Since the EU’s current political institutions are adequate for a loose confederation but not for a monetary union, this two speed structure would allow those who want to use the euro currency to forge ahead with a fiscal and transfer union as well as the political institutions that are necessary to properly regulate a monetary union and to maintain democratic legitimacy. And the EU-27 would be able to retain its degree of confederation, operating under much less pressure to integrate more than its disparate members are capable or willing. This should be constructed so that there is the possibility of individual member states migrating from the EU-27 into the United States of Europe when it made sense.
There are historical precedents for such an inside-outside arrangement, such as the early British Commonwealth or even the current United Kingdom, where there is a core Great Britain and other “members” that are more loosely confederated (though with obvious differences to the current situation). This United States of Europe would start with more or less a clean slate, and could design the streamlined political and economic institutions that are necessary for a monetary union, unencumbered by foot-dragging members with a far different notion about what integration means.
It is important to understand that Europe today is in its own Articles of Confederation stage, entangled by many contradictions and tensions as it tries to fashion its union and decide how integrated it wants to be. This process will take many years, as it did for a young United States of America that fought a civil war over states rights and member states’ sovereignty seventy years after its founding.

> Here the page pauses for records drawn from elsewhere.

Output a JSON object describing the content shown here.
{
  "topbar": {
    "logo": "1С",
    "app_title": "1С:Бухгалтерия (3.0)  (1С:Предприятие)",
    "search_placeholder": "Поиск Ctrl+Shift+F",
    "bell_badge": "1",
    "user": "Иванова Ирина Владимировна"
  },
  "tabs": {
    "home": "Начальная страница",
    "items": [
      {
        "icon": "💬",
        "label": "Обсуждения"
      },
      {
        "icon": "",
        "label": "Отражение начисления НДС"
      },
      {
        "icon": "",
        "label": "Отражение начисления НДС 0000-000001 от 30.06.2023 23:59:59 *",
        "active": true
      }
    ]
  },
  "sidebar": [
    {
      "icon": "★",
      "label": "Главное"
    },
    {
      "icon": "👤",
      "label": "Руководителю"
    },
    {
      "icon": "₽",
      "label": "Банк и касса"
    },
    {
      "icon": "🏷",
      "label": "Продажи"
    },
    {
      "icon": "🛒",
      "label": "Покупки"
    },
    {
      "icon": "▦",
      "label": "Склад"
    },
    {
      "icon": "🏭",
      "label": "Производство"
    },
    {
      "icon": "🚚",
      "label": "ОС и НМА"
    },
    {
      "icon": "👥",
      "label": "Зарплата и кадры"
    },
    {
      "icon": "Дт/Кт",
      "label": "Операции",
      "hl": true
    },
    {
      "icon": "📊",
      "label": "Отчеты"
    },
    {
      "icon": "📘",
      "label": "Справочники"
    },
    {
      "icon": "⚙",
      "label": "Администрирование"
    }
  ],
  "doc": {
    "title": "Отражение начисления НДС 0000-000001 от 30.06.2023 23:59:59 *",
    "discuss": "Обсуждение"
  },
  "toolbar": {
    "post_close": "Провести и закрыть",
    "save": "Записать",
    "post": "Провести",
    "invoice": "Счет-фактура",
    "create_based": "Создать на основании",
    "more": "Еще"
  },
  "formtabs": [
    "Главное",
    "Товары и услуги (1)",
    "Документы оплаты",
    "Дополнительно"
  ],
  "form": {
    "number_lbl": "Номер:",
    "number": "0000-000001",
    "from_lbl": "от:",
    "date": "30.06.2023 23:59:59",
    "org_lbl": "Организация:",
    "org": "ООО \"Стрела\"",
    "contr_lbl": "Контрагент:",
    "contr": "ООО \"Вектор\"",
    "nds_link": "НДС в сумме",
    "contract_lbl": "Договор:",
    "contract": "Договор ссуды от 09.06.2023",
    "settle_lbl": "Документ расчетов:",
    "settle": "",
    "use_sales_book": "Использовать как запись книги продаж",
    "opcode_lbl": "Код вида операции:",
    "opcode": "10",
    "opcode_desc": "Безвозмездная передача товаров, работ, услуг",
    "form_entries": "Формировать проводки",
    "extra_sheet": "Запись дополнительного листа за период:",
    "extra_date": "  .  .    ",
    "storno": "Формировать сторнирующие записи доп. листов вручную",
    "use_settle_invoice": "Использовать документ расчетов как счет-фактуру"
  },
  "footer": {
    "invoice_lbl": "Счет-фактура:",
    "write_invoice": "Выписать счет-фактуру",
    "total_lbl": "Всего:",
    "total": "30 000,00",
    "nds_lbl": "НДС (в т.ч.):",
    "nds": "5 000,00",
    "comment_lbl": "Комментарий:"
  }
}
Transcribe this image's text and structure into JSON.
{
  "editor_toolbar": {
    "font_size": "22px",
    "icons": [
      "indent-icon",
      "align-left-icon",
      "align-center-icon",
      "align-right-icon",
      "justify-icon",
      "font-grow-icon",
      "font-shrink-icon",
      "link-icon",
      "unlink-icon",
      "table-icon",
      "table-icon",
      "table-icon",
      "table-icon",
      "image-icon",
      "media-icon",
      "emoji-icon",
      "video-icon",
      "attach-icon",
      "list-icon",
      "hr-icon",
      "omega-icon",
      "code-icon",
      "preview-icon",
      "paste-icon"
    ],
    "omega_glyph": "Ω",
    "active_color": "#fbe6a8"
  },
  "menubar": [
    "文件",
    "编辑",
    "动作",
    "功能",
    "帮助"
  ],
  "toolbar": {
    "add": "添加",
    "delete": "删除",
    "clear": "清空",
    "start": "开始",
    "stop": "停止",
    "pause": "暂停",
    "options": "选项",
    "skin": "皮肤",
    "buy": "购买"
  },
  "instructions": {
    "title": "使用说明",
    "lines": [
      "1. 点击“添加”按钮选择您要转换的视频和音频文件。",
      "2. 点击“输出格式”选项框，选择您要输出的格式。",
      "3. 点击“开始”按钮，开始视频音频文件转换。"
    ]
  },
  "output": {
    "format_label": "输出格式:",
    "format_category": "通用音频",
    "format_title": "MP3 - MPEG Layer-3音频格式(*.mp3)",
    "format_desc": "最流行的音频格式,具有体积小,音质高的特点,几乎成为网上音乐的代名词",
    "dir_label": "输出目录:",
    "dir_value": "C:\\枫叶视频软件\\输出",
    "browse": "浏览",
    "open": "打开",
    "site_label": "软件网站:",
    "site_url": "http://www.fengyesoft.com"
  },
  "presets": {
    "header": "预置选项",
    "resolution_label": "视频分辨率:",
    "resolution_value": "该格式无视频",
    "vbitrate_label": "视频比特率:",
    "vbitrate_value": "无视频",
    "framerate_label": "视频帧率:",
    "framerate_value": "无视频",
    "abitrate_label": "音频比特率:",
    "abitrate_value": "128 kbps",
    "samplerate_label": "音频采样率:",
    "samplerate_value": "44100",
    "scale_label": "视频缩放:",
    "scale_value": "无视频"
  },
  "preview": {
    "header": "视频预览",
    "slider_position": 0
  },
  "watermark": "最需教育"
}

Many of the critics of the European Union and its “democracy deficit” are scared to death that European governance actually might become more democratic, since that would confer greater legitimacy and what they really want is for each European country to go back inside its own castle walls. Nevertheless, many of their criticisms essentially are correct, and those who want “more Europe” should respond in a way that makes European-level governance more democratic, representative, transparent, accountable, responsive and effective.